A proud moment for his Dad a couple of years later was The Boy's first day at school. He went wearing his Pools dut. I took him to a few matches as he got older but he did not like the noise when Pools scored, which in those days was quite regular, and to be fair it was very noisy in the Town End back then. So it was when he was nine or ten when he started going on a regular basis.

On one occasion he was a ball boy. That was funny in itself. 'Pools were playing Exeter or Torquay in a night match in the middle of winter. There was only a handful of away fans in the Rink End (They must have come on a skateboard!) Pools spent most of the time in their opponents' half and the only two people on the grass at the other end of the pitch were The Boy, all two foot and a bit of him, and Taffy Williams. He said Taffy did speak to him but he did not understand a word that he said.

Even though he wasn't regularly attending any Pools games he was becoming very interested in football in general. As well as all the Pools players, he pretty much knew every player's name in every division of every league in Britain and Europe, and what teams they all played for. Still does to a lesser extent.

From four to five years old he took an interest in some of the Premiership teams and at one stage or another he wore the colours of West Ham (Dagenham Dave as he became known) Arsenal and, for a short period which did cause me some concern, he asked for a Man United shirt. Then he got into all the continental and international teams and had the tops of PSG, Barca, Real Madrid, Aachen, England, Ireland and Argentina. However I was not too worried which top he had as long as it was not a Borer shirt. In truth I think that he was more interested in the shirts themselves (he even had a Mayo Gaelic football shirt) rather than the teams, but for a while I did think that he might go down the Arsenal route as he had several of their shirts.

Then a few years later, out of the blue, or should I say 'Into the Blue', he asked, without any pressure from Dad, if I would start taking him to see Pools, and the rest as they say is history. He became a Pools fanatic and from then on it was only Pools.

At about this time he seemed to take a great dislike to the Boro. I am not saying that I radicalised him but...

Part of The Boy's radicalisation
process during an open day 1995-ish
 
I once won a signed Borer shirt in a raffle. Pretty much everyone of the 50/60 people in the room where the raffle was drawn, all of whom knew my feelings towards Middlesbrough FC, said it had been written in the stars that I would win that shirt. Even before the ticket was drawn I was walking up to the prize-giving area to accept that red rag, because I too knew it had my name, or should I say number on it. I took the shirt home and kidded The Boy I had bought it as a present for him for doing so well at junior school. He ran out to the kitchen and returned with the scissors and said 'Give me that shirt.' 'That's my boy!' I thought.

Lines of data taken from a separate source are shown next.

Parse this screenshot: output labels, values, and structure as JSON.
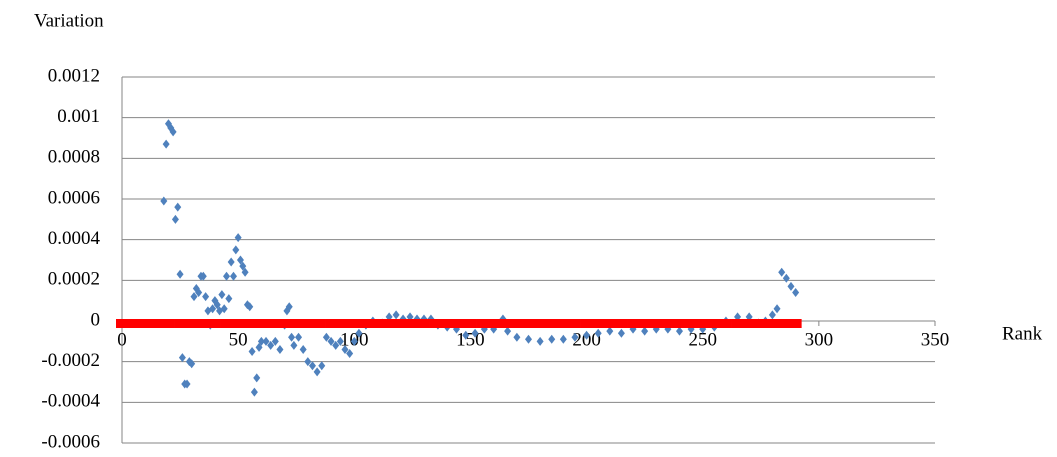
{
  "chart_data": {
    "type": "scatter",
    "y_label": "Variation",
    "x_label": "Rank",
    "xlim": [
      0,
      350
    ],
    "xticks": [
      0,
      50,
      100,
      150,
      200,
      250,
      300,
      350
    ],
    "ylim": [
      -0.0006,
      0.0012
    ],
    "yticks": [
      -0.0006,
      -0.0004,
      -0.0002,
      0,
      0.0002,
      0.0004,
      0.0006,
      0.0008,
      0.001,
      0.0012
    ],
    "grid": true,
    "series": [
      {
        "color": "#4f81bd",
        "marker": "diamond",
        "x": [
          18,
          19,
          20,
          21,
          22,
          23,
          24,
          25,
          26,
          27,
          28,
          29,
          30,
          31,
          32,
          33,
          34,
          35,
          36,
          37,
          38,
          39,
          40,
          41,
          42,
          43,
          44,
          45,
          46,
          47,
          48,
          49,
          50,
          51,
          52,
          53,
          54,
          55,
          56,
          57,
          58,
          59,
          60,
          62,
          64,
          66,
          68,
          70,
          71,
          72,
          73,
          74,
          76,
          78,
          80,
          82,
          84,
          86,
          88,
          90,
          92,
          94,
          96,
          98,
          100,
          102,
          105,
          108,
          112,
          115,
          118,
          121,
          124,
          127,
          130,
          133,
          136,
          140,
          144,
          148,
          152,
          156,
          160,
          164,
          166,
          170,
          175,
          180,
          185,
          190,
          195,
          200,
          205,
          210,
          215,
          220,
          225,
          230,
          235,
          240,
          245,
          250,
          255,
          260,
          265,
          270,
          274,
          277,
          280,
          282,
          284,
          286,
          288,
          290
        ],
        "values": [
          0.00059,
          0.00087,
          0.00097,
          0.00095,
          0.00093,
          0.0005,
          0.00056,
          0.00023,
          -0.00018,
          -0.00031,
          -0.00031,
          -0.0002,
          -0.00021,
          0.00012,
          0.00016,
          0.00014,
          0.00022,
          0.00022,
          0.00012,
          5e-05,
          -2e-05,
          6e-05,
          0.0001,
          8e-05,
          5e-05,
          0.00013,
          6e-05,
          0.00022,
          0.00011,
          0.00029,
          0.00022,
          0.00035,
          0.00041,
          0.0003,
          0.00027,
          0.00024,
          8e-05,
          7e-05,
          -0.00015,
          -0.00035,
          -0.00028,
          -0.00013,
          -0.0001,
          -0.0001,
          -0.00012,
          -0.0001,
          -0.00014,
          -2e-05,
          5e-05,
          7e-05,
          -8e-05,
          -0.00012,
          -8e-05,
          -0.00014,
          -0.0002,
          -0.00022,
          -0.00025,
          -0.00022,
          -8e-05,
          -0.0001,
          -0.00012,
          -0.0001,
          -0.00014,
          -0.00016,
          -0.0001,
          -6e-05,
          -2e-05,
          0,
          -1e-05,
          2e-05,
          3e-05,
          1e-05,
          2e-05,
          1e-05,
          1e-05,
          1e-05,
          -2e-05,
          -3e-05,
          -4e-05,
          -7e-05,
          -6e-05,
          -4e-05,
          -4e-05,
          1e-05,
          -5e-05,
          -8e-05,
          -9e-05,
          -0.0001,
          -9e-05,
          -9e-05,
          -8e-05,
          -7e-05,
          -6e-05,
          -5e-05,
          -6e-05,
          -4e-05,
          -5e-05,
          -4e-05,
          -4e-05,
          -5e-05,
          -4e-05,
          -4e-05,
          -3e-05,
          0,
          2e-05,
          2e-05,
          -1e-05,
          0,
          3e-05,
          6e-05,
          0.00024,
          0.00021,
          0.00017,
          0.00014
        ]
      },
      {
        "color": "#ff0000",
        "marker": "bar",
        "x": [
          0,
          5,
          10,
          15,
          20,
          25,
          30,
          35,
          40,
          45,
          50,
          55,
          60,
          65,
          70,
          75,
          80,
          85,
          90,
          95,
          100,
          105,
          110,
          115,
          120,
          125,
          130,
          135,
          140,
          145,
          150,
          155,
          160,
          165,
          170,
          175,
          180,
          185,
          190,
          195,
          200,
          205,
          210,
          215,
          220,
          225,
          230,
          235,
          240,
          245,
          250,
          255,
          260,
          265,
          270,
          275,
          280,
          285,
          290
        ],
        "values": [
          0,
          0,
          0,
          0,
          0,
          0,
          0,
          0,
          0,
          0,
          0,
          0,
          0,
          0,
          0,
          0,
          0,
          0,
          0,
          0,
          0,
          0,
          0,
          0,
          0,
          0,
          0,
          0,
          0,
          0,
          0,
          0,
          0,
          0,
          0,
          0,
          0,
          0,
          0,
          0,
          0,
          0,
          0,
          0,
          0,
          0,
          0,
          0,
          0,
          0,
          0,
          0,
          0,
          0,
          0,
          0,
          0,
          0,
          0
        ]
      }
    ]
  }
}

The season that we got relegated from League One he told me that on the actual night that Pools lost their League One status he was at a party in Newcastle and even though it was inevitable that relegation had been a certainty for some weeks beforehand he left the party early and in tears. He was nineteen years old. 

Occasionally, particularly when Pools are going through a rough spell, he tells me that he wished that I had been a Manchester United or Chelsea fan and that life would have been a lot more enjoyable for him football-wise. Sometimes so do I!

* Presumably this refers to the site of the Elephant Rock, as the rock itself was washed away by a storm in 1891. Even Poolpower barely remembers that. Ed.